Prediction of crystal structures of organic molecules is a critical task in many industries, especially in pharmaceuticals and design of functional materials. In pharmaceuticals, crystal structures directly influence a drug's solubility and stability. In functional materials, like organic semiconductors, controlling crystal structures is crucial for achieving desired electronic properties. However, crystal structure prediction (CSP) is an inherently challenging task due to the weak and diverse intra- and inter-molecular interactions unique to organic crystals. Even minor variations can result in entirely different packing arrangements.
CSP is typically conducted in two stages: structure exploration and structure relaxation. In the first stage, a large number of potential structures are generated, often at random, for which various search algorithms have been developed. During structure relaxation, these structures are refined to identify the most stable configurations using energy minimization. However, random structure generation often produces several low-density and unstable structures, while conventional density functional theory (DFT)-based methods for structure relaxation are computationally expensive and time-consuming.

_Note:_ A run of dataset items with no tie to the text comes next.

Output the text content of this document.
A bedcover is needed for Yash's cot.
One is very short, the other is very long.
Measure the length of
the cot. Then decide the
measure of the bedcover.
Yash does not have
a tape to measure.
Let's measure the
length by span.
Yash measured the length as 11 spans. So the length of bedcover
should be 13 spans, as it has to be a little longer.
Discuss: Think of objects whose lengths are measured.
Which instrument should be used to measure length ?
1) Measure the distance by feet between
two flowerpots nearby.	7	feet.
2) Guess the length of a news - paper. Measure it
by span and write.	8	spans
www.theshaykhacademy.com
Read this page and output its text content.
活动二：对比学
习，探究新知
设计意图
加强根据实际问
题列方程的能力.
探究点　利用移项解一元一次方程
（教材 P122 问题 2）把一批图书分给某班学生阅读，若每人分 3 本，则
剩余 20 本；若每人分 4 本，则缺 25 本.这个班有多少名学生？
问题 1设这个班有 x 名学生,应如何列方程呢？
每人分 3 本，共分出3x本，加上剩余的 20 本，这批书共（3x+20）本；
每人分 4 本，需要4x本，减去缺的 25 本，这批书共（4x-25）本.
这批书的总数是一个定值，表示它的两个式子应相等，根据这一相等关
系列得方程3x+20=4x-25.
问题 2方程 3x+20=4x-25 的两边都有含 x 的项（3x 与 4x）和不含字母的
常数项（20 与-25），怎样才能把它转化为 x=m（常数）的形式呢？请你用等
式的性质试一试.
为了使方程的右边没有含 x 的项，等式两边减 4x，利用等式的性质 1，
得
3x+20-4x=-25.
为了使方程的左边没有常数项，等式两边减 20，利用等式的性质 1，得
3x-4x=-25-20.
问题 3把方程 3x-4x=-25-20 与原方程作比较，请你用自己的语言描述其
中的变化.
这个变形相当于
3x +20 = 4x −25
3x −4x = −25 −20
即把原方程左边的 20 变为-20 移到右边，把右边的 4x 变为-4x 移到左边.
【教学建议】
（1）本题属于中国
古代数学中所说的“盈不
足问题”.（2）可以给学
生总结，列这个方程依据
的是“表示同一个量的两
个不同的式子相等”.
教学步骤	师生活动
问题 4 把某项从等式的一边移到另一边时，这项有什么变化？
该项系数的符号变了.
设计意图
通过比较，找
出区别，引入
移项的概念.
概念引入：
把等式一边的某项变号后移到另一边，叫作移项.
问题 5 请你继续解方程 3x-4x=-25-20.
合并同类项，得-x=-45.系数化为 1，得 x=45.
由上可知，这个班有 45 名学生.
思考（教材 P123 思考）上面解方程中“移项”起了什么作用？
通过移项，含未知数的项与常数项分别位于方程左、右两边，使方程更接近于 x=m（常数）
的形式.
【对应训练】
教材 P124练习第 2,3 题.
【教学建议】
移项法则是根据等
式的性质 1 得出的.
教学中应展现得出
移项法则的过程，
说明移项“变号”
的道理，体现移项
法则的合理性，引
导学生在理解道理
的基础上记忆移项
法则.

To address these challenges, Associate Professor Takuya Taniguchi from the Center for Data Science and Ryo Fukasawa from Graduate School of Advanced Science and Engineering at Waseda University, Japan, developed a breakthrough machine learning (ML)-based CSP workflow called SPaDe-CSP that leverages space group (SP) and packing density (PD) predictors. "Our workflow employs a unique strategy where machine learning models first predict the most probable space groups and crystal densities, filtering out unstable, low-density candidates before computationally intensive relaxation steps," explains Taniguchi. "Together with an efficient neural network potential for structure relaxation, this method enables a more direct and reliable path to identifying experimentally observed crystal arrangements." Their study was published in the journal Digital Discovery on
13 October 2025.
SPaDe-CSP narrows the search space for organic crystals, by first predicting probable space group candidates and crystal densities using ML models. For training and testing, the researchers extracted a dataset from the Cambridge Structural Database (CSD), consisting of 32 space group candidates with 169,656 data entries. Both prediction models used MACCSKeys as the molecular fingerprint and LightGBM as the prediction function. The researchers also interpreted the trained models using Shapley additive explanations (SHAP) analysis to identify the most important structural characteristics for effective predictions.
After lattice sampling, the generated unrelaxed structures are then subjected to structure relaxation using an efficient neural network potential (NNP) pretrained on DFT data, ultimately producing the energy density diagram of the target molecule. Two hyperparameters control the SPaDe-CSP process: the probability threshold for filtering space groups and the tolerance window for the crystal density.
The researchers tested the workflow first on a model molecule from the CSD dataset to investigate the dependence of success rate on the hyperparameters, and then on 20 different organic molecules, including the model molecule, to test generalizability. The results were successfully validated against the known experimental crystal structures of the molecules, and also compared against the results obtained from conventional random-CSP.
Results revealed that the probability of success increases with higher space group threshold and smaller density tolerance window. For 80% of the tested compounds, SPaDe-CSP successfully predicted the experimental crystal structures, achieving twice the success rate of random-CSP. Notably, the researchers also identified a key structural descriptor correlating linearly with success rate, indicating both crystal- and molecule-level structural influences.
"Our strategy can significantly accelerate the design and discovery pipeline for new molecules within the pharmaceutical and materials science industries," says Taniguchi. "This will enable faster, more reliable identification of most stable, effective physical form of a new drug, important for maintaining solubility, shelf life, and overall efficacy, and allow computational screening of novel functional materials with optimal electronic properties."
By making CSP faster and more reliable, this research marks an important step towards accelerating discovery of life-saving medication and next-generation technologies.